The distinction maps onto Cynefin, the sense-making framework that sorts problems by how knowable they are. Tetris lives in the Clear and Complicated domains — ordered, knowable, and therefore automatable, where cause and effect can be analyzed in advance. Elden Ring lives in the Complex domain, where one can only probe, sense, and respond, and where the design reveals itself only by being played. No amount of analysis substitutes for the probe.

The cheapest way to learn how a complex system behaves is to run it. For a great game, running it means playing it.

On top of irreducibility, the AAA game is also a scene good. People play GTA in the week it launches because everyone else is playing it, and that shared social event cannot be synthesized by any model. The brand and the unownability of AI-only assets, already discussed, only deepen a moat that complexity builds on its own.

A material, not only a threat

So the realistic near term is not an AI Netflix for games, generating finished worlds on demand.
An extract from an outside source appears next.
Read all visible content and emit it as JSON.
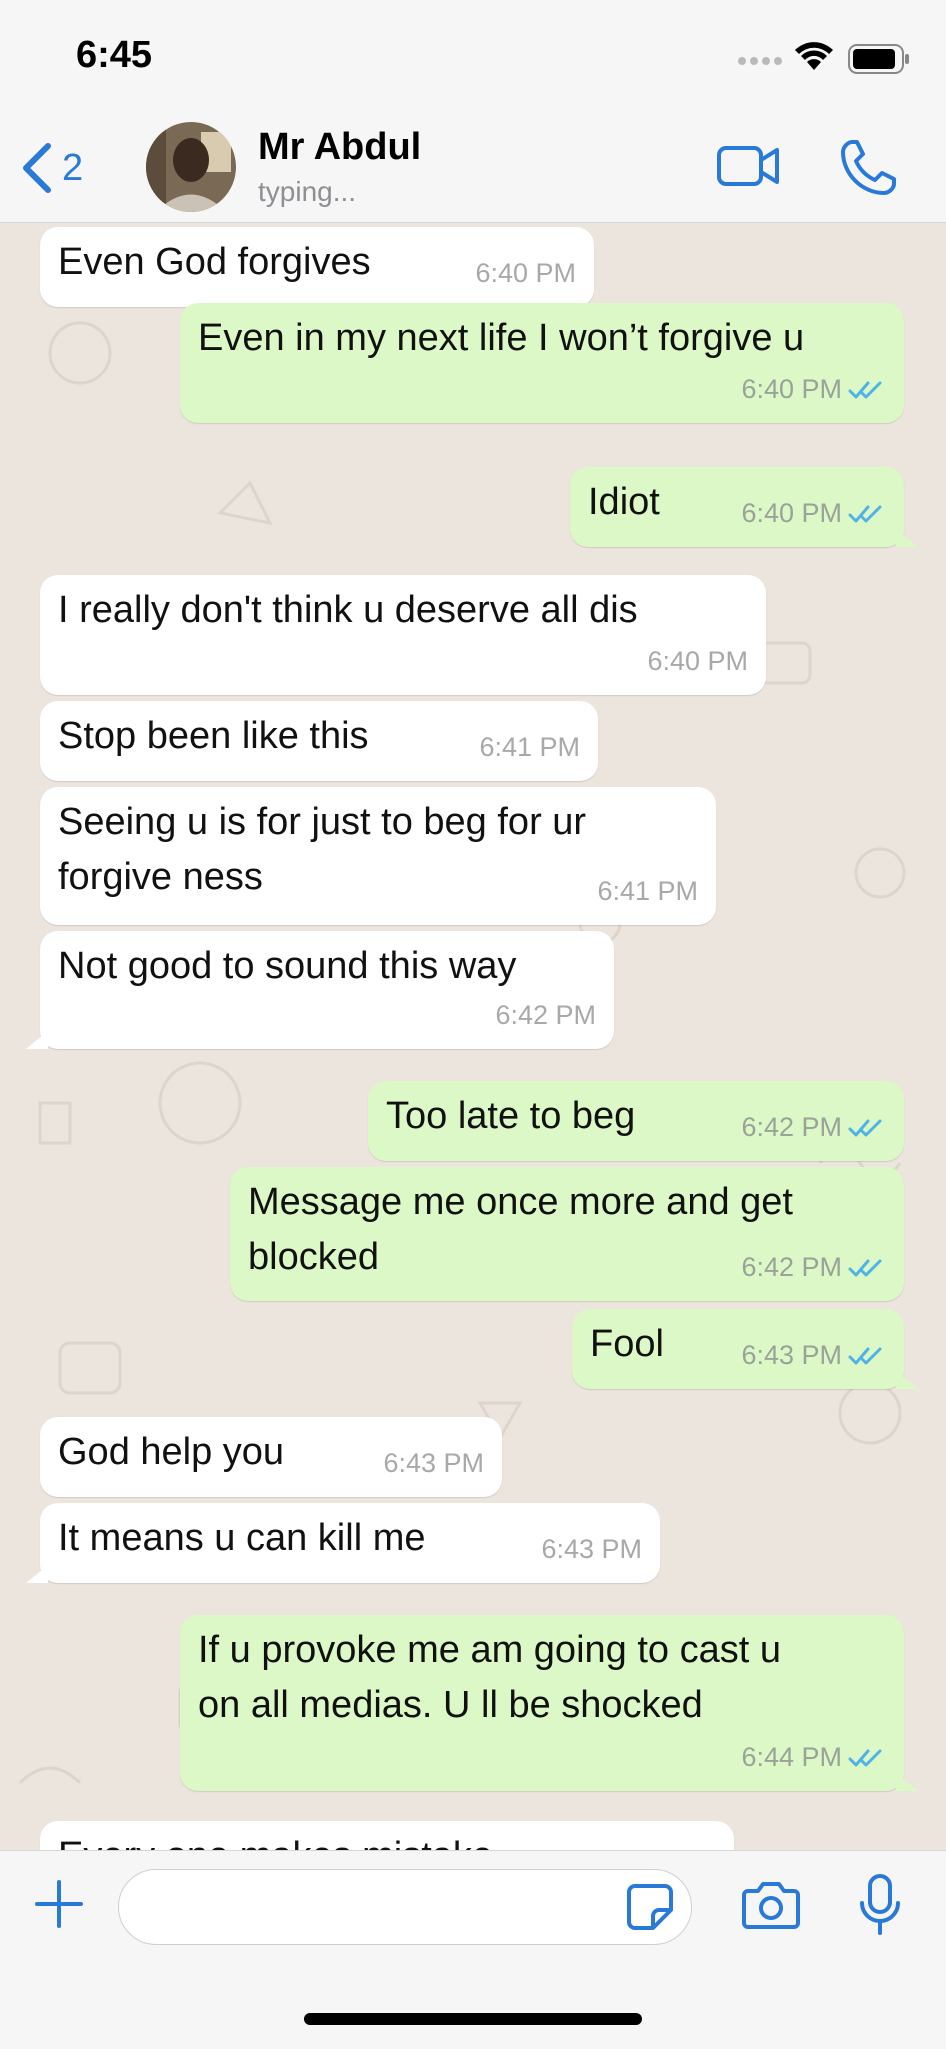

It is replacement at the bottom and augmentation at the top. The large studios will pour AI into their pipelines to survive cost pressure — assets, code, quality-assurance agents, NPC dialogue — which changes who can afford to make big games without letting a factory generate one autonomously.

There is one way games are special. In every other medium AI is purely a threat to the product: a cheaper substitute competing with the human-made version. In games, AI is also a new material inside the product. Generative characters that improvise, dialogue that never repeats, worlds that respond to the player in ways no designer scripted — these turn part of the disruption into a new design space rather than only a replacement. The factory comes for the slop tier. The top tier absorbs AI as a tool and, if anything, grows more valuable because the slop tier exists.